Быстро управившись с делами на почте, я сразу же направился в поликлинику. Меня Приняла Анна Филипповна, врач-невропатолог, женщина уже немолодая, с сухим, строгим лицом и задумчивыми глазами. Она выслушала мой сбивчивый рассказ о непонятных поступках моей бабушки и сказала:
— Так это же Прасковья Анисимовна!
— Да, она.
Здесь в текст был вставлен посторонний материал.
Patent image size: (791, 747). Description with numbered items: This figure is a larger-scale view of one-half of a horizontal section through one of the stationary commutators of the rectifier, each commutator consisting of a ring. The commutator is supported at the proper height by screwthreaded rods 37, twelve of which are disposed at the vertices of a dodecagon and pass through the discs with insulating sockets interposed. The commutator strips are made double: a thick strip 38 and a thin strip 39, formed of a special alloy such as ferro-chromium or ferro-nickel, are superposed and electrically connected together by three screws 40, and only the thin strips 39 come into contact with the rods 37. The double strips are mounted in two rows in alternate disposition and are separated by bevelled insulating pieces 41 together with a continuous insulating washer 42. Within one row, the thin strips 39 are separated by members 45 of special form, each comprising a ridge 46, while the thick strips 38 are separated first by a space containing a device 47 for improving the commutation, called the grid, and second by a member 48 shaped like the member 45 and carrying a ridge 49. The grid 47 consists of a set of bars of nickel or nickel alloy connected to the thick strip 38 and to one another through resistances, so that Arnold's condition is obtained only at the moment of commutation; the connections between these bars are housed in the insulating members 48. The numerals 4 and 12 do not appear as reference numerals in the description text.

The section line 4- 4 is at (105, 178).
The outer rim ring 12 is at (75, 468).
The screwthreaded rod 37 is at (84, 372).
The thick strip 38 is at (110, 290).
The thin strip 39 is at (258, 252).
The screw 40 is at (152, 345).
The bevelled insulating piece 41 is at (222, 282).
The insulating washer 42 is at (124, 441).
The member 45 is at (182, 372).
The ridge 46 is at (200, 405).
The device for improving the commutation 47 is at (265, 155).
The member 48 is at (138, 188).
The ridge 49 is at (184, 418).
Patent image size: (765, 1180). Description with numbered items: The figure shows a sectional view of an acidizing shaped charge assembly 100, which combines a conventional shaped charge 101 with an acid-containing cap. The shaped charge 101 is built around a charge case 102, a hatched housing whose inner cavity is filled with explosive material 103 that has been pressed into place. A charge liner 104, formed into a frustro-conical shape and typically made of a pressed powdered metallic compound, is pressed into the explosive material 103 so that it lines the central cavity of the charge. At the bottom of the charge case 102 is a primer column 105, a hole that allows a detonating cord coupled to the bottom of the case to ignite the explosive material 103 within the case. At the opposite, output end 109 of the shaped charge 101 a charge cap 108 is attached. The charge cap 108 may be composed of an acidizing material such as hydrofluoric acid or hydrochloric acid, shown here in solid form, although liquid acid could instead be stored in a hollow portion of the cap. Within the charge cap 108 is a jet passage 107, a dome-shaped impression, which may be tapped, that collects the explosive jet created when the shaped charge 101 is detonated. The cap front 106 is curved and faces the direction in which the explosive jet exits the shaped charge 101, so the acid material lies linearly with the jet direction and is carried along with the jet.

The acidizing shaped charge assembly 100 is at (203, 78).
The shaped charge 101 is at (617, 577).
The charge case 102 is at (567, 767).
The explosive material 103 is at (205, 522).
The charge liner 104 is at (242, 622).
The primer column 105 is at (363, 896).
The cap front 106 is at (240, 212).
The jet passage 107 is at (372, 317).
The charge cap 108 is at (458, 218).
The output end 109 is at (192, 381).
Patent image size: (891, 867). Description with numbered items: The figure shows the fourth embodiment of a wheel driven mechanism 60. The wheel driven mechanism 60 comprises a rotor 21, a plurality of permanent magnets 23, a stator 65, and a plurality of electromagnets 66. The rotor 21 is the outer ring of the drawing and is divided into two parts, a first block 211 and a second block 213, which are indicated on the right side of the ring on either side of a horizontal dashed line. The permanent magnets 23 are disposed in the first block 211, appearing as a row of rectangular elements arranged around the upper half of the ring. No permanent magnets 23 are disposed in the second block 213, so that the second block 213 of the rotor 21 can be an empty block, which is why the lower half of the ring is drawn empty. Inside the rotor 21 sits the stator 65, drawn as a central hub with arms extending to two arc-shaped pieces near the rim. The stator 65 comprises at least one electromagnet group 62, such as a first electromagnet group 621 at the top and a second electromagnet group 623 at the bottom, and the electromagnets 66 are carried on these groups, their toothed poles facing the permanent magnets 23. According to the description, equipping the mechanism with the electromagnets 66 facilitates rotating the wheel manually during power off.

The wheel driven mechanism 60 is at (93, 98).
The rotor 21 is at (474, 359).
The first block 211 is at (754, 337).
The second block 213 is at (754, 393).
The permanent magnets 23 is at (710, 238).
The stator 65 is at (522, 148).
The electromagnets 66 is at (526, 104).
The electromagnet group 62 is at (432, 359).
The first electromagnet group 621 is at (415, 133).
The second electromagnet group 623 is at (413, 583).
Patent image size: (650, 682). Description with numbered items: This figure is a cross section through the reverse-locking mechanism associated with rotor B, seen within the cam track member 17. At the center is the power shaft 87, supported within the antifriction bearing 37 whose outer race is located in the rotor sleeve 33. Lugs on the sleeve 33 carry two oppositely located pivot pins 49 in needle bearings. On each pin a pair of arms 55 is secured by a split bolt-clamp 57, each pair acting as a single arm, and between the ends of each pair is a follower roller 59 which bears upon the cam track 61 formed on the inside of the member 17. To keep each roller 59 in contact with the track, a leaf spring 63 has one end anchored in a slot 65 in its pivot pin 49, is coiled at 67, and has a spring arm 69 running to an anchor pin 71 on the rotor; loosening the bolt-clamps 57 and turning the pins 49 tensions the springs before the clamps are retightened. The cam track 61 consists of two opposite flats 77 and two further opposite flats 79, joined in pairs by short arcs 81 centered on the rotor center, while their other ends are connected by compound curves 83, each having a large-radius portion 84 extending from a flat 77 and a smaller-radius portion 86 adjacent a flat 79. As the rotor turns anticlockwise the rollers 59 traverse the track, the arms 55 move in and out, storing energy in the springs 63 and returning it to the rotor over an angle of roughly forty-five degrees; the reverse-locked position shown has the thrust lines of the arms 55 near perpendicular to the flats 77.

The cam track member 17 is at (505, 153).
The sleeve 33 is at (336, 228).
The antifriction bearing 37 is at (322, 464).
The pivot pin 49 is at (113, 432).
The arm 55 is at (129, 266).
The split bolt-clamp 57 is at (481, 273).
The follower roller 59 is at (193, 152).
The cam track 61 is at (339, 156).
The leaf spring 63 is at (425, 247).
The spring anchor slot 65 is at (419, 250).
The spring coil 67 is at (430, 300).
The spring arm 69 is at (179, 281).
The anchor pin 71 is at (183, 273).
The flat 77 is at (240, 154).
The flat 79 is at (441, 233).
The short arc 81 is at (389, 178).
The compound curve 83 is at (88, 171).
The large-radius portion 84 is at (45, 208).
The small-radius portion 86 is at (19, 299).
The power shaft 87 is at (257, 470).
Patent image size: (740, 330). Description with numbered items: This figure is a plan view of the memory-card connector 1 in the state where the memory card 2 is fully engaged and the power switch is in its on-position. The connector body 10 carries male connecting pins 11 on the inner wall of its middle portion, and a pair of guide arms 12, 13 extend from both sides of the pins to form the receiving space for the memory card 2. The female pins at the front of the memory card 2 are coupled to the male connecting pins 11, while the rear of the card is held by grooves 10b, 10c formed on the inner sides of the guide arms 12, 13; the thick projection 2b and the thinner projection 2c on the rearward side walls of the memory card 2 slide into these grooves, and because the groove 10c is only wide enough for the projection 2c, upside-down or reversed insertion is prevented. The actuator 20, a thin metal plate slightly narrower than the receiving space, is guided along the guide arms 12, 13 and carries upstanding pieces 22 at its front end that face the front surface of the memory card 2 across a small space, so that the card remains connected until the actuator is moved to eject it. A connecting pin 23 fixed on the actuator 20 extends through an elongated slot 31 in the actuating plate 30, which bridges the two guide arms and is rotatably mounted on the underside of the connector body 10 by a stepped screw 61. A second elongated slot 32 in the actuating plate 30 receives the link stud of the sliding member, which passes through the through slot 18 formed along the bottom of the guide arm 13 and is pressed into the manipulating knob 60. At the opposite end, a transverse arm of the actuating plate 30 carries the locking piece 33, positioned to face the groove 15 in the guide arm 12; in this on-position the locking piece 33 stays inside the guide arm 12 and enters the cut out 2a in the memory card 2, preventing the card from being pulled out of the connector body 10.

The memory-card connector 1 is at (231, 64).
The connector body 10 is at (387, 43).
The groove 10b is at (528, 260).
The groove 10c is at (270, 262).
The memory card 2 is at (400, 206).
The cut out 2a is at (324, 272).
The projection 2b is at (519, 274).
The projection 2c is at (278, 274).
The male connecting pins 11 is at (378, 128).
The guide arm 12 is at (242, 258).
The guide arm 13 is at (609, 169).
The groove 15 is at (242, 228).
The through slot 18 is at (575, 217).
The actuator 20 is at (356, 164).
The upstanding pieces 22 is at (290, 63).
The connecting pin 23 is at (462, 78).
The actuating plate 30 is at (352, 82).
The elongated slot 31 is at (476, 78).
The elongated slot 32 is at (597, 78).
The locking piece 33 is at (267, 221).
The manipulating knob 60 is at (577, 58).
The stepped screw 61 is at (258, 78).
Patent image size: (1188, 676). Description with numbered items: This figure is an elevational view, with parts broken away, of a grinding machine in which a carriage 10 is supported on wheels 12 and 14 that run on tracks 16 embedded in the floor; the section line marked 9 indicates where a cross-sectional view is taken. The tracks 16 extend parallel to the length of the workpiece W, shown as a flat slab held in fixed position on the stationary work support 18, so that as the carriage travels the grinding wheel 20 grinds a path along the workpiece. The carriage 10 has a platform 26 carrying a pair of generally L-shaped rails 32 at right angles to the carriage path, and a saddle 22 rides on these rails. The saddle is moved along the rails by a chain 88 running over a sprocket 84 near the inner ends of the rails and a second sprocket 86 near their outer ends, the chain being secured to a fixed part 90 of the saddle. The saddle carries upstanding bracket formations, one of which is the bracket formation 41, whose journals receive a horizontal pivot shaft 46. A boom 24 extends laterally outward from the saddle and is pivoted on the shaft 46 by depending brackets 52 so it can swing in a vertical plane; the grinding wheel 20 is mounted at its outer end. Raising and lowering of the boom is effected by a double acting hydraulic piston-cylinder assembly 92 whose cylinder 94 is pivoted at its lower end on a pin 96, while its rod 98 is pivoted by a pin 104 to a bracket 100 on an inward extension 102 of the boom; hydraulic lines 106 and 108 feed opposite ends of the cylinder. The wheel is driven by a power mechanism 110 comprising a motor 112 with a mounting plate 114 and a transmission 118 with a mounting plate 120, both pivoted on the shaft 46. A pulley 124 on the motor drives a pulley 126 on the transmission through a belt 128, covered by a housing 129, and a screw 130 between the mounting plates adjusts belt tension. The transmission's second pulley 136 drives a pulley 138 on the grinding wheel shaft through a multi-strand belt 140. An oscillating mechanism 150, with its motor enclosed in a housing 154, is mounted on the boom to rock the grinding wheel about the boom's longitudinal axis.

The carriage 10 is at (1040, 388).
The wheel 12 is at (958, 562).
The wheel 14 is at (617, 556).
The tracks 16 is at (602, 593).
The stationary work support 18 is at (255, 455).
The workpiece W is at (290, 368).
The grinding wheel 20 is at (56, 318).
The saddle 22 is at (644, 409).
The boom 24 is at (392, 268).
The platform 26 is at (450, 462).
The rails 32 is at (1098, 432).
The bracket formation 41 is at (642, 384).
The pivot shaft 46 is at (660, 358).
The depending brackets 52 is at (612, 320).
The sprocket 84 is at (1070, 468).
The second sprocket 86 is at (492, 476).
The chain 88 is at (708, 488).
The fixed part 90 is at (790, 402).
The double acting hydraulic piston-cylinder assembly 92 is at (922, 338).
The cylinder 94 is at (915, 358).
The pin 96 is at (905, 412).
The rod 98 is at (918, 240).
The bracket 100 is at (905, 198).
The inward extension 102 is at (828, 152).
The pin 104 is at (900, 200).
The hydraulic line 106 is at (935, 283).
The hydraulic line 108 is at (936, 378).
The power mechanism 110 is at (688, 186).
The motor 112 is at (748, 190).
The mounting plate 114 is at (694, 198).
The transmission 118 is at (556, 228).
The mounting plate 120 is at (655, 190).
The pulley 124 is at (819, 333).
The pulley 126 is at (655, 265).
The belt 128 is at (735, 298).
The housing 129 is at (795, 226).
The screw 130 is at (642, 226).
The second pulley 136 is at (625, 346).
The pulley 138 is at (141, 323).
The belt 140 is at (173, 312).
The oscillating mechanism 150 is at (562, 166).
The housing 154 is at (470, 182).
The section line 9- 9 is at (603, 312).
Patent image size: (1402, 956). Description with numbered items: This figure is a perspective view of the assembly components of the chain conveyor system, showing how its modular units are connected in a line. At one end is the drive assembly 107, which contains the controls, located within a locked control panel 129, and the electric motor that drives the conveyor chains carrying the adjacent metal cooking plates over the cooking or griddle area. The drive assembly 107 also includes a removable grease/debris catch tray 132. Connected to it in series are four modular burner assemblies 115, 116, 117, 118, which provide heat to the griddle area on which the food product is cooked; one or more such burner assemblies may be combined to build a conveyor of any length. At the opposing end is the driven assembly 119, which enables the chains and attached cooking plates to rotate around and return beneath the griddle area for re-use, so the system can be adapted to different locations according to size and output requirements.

А разве вы ее знаете?
— Кто же не знает Прасковью Анисимовну? — удивилась Анна Филипповна. — Стареет наша знатная мать чабанов, стареет.
— Это что, опасно?
— Видите ли, молодой человек, каждое заболевание по-своему опасно, — ответила Анна Филипповна. — Подобного рода заболевания чаще всего наблюдаются у людей пожилых, и именно тогда, когда они чем-то взволнованы или возбуждены. Не помните, были у Прасковьи Анисимовны неприятности в эти дни?
— Мне известно, что она много думает о сыне, моем отце, который находится в Конго, — ответил я. — Она получила от него вызов и все собиралась поехать к нему в гости. Но, сами понимаете, в ее возрасте… Никаких же неприятностей я не замечал.
— Разлука с сыном — тоже неприятность, и большая, — сказала Анна Филипповна. — Надо полагать, все то, что наболело у нее на сердце, она и выдала за действительность. Это случается. Но чтобы сказать что-то определенное о ее заболевании, мне необходимо повидаться с Прасковьей Анисимовной. — Она посмотрела на столе какие-то записи. — Наша «скорая» работает по средам — выезжает в села. Вот в среду я и приеду к вам.
Возвращаясь в Привольный, мы заехали к Тимофею Силычу Овчарникову. Пугая крикливых, зазевавшихся на улице кур и протянув длиннющий хвост пыли, наш «Запорожец» с ходу влетел в раскрытые, повалившиеся, старые тесовые ворота и остановился перед крыльцом, как скаковой конь перед препятствием. Двор зарос высокой, до пояса, пожелтевшей лебедой и был пуст. Стояла такая глубокая тишина, что и в этом доме, и во всем дворе, казалось, все живое вымерло. На что ни, взгляни, куда ни обрати взор, отовсюду лезла в глаза печаль поздней осени.
— Или дома никого нету? — спросил Олег.
— Хоть кто-то должен же быть, — ответил я. — Посигналь разок.